XML files often contain aggregate data that can be disaggregated by splitting it into multiple smaller documents rooted at a recurring element. Disaggregating large XML files consumes fewer resources during loading and improves performance when searching and retrieving content. This guide describes how to use the connector to read aggregate XML files and produce many rows from specific child elements.

Table of contents

Usage

The connector supports the above use case via the spark.marklogic.read.aggregates.xml.element and optional spark.marklogic.read.aggregates.xml.namespace options. When using these options, the connector will return rows with the same schema as used by Spark’s Binary data source. The connector knows how to write rows adhering to this schema as documents in MarkLogic.

The examples/getting-started directory in this repository contains a small XML file with multiple occurrences of the element Employee in the namespace org:example. The following command demonstrates how to read this file such that each occurrence of the element Employee becomes a separate row in Spark (note that the namespace option is not required):

df = spark.read.format("marklogic") \
  .option("spark.marklogic.read.aggregates.xml.element", "Employee") \
  .option("spark.marklogic.read.aggregates.xml.namespace", "org:example") \
  .load("data/employees.xml")
df.show()

You can then write each of the rows as separate XML documents in MarkLogic:

df = spark.read.format("marklogic") \
  .option("spark.marklogic.read.aggregates.xml.element", "MedlineCitation") \
  .option("spark.marklogic.read.aggregates.xml.uriElement", "MedlineID") \
  .load("/Users/rudin/data/medline02n0228.xml")

df.write.format("marklogic") \
  .option("spark.marklogic.client.uri", "spark-example-user:password@localhost:8003") \
  .option("spark.marklogic.write.collections", "aggregate-xml") \
  .option("spark.marklogic.write.permissions", "rest-reader,read,rest-writer,update") \
  .option("spark.marklogic.write.uriReplace", ".*/data,'/xml'") \
  .mode("append") \
  .save()

The above will produce 3 XML documents, each with a root element of Employee in the org:example namespace, in the aggregate-xml` collection in MarkLogic.

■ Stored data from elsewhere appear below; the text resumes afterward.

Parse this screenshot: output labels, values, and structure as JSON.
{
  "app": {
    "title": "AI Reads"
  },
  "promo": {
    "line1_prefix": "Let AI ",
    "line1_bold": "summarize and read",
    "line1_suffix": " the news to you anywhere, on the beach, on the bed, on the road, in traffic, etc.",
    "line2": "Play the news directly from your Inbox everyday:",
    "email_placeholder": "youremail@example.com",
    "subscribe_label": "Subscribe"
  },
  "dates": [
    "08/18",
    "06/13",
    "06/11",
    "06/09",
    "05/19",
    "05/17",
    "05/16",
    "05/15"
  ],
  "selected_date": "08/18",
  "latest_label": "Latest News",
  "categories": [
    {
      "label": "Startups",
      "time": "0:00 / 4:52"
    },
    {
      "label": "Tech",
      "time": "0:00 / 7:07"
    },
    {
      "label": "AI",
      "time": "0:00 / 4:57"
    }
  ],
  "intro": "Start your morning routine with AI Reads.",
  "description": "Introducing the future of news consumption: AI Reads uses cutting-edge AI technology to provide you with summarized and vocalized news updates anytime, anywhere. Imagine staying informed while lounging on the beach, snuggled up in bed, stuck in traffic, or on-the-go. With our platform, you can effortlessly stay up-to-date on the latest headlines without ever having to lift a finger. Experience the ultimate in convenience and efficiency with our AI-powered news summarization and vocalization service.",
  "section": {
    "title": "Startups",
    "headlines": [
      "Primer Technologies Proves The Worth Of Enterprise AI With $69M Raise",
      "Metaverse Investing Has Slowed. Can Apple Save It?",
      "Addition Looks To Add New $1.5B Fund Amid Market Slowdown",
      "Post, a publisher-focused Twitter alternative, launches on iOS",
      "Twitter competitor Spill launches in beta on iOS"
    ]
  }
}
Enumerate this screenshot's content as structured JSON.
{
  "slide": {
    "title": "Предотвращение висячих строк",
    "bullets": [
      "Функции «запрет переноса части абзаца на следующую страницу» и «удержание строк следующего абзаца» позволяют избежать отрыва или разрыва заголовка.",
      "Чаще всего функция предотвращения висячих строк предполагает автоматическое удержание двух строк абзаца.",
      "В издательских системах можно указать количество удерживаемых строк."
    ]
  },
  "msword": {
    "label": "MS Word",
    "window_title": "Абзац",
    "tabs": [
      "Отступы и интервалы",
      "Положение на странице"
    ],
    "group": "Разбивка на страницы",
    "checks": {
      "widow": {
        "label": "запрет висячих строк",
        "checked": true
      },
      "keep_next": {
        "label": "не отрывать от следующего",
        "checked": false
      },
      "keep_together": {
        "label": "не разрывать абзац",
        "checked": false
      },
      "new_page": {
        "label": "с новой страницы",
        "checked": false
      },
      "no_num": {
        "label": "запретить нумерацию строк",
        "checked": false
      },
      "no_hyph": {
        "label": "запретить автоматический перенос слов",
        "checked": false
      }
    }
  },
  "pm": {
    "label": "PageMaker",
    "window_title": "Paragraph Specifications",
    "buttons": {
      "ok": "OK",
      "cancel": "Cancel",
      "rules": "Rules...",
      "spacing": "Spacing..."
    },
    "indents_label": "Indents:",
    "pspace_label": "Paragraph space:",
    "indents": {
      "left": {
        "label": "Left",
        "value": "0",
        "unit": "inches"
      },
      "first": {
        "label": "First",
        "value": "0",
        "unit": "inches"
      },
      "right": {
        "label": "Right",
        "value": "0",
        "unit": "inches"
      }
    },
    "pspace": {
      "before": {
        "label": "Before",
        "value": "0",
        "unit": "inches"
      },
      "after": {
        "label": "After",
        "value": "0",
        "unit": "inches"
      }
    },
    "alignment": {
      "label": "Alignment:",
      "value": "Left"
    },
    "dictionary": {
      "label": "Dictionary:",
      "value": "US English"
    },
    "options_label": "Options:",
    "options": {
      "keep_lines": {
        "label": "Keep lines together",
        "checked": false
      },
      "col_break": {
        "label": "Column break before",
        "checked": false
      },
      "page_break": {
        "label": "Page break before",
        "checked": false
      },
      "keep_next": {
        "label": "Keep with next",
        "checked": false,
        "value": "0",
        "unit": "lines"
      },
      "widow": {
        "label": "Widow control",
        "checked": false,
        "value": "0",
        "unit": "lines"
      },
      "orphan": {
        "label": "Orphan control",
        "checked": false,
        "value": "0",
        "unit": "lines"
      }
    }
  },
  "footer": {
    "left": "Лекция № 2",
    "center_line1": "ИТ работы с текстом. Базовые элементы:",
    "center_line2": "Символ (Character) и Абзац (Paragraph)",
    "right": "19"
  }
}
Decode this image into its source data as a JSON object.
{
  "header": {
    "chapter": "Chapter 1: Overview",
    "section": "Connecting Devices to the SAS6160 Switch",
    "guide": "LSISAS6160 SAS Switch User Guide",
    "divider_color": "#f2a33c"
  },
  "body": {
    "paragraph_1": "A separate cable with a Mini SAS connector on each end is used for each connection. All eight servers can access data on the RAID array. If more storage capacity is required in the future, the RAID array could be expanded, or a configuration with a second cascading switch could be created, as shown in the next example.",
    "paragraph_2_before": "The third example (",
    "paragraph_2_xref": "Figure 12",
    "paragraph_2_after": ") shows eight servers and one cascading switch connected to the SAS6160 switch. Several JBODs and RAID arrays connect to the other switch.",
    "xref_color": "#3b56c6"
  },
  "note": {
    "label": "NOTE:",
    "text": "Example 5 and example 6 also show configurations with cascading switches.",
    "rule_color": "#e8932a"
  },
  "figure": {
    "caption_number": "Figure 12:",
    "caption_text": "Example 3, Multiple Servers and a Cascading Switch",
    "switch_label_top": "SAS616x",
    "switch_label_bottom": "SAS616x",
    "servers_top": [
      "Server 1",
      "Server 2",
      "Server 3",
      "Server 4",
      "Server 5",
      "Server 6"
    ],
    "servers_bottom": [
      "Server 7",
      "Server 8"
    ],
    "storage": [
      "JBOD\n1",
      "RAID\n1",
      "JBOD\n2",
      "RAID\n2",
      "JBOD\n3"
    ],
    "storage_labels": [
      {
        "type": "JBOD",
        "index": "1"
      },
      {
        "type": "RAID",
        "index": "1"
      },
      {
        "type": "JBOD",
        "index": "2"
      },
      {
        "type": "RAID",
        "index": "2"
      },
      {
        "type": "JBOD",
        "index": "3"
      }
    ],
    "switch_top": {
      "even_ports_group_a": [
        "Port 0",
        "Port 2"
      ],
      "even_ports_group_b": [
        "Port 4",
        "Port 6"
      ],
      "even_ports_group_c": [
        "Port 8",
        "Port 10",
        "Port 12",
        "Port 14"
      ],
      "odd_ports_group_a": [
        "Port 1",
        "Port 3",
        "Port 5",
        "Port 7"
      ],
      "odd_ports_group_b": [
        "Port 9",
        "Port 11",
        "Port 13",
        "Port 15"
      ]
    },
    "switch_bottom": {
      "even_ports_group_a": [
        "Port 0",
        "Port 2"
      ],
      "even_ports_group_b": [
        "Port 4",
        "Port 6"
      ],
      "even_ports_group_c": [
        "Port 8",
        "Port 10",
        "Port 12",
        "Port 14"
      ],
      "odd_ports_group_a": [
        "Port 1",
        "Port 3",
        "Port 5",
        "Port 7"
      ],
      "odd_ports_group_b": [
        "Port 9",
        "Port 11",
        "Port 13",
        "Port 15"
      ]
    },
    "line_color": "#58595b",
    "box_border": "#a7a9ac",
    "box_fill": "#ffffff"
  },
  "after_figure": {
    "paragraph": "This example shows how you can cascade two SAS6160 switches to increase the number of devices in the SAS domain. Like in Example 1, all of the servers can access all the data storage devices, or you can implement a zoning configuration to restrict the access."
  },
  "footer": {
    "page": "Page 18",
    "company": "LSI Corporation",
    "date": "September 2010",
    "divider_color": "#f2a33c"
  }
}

Generating a URI via an element

Some XML documents may contain a particular element that is useful for generating a unique URI for each document. You can specify the element name and optional namespace via the spark.marklogic.read.aggregates.xml.uriElement and optional spark.marklogic.read.aggregates.xml.uriNamespace options as shown below:

df = spark.read.format("marklogic") \
  .option("spark.marklogic.read.aggregates.xml.element", "Employee") \
  .option("spark.marklogic.read.aggregates.xml.namespace", "org:example") \
  .option("spark.marklogic.read.aggregates.xml.uriElement", "name") \
  .option("spark.marklogic.read.aggregates.xml.uriNamespace", "org:example") \
  .load("data/employees.xml")
df.show()

Reading compressed files

The connector supports reading GZIP and ZIP compressed files via the spark.marklogic.read.files.compression option.

For a GZIP compressed file, set the option to a value of gzip:

.option("spark.marklogic.read.files.compression", "gzip")

Each aggregate XML file will be unzipped first and then processed normally.

For a ZIP compressed file, which may contain one to many aggregate XML files, set the option to a value of zip:

.option("spark.marklogic.read.files.compression", "zip")

Each entry in the zip file must be an aggregate XML file. The same element and namespace, along with URI element and namespace, will be applied to every file in the zip.

Error handling

The connector defaults to throwing any error that occurs while reading an aggregate XML file. You can set the spark.marklogic.read.files.abortOnFailure option to false to have each error logged instead. The connector will continue trying to process each aggregate XML file.

In the case of an error due to an element missing the child element specified by spark.marklogic.read.aggregates.xml.uriElement, the connector will log the error and continue trying to process elements in the aggregate XML file.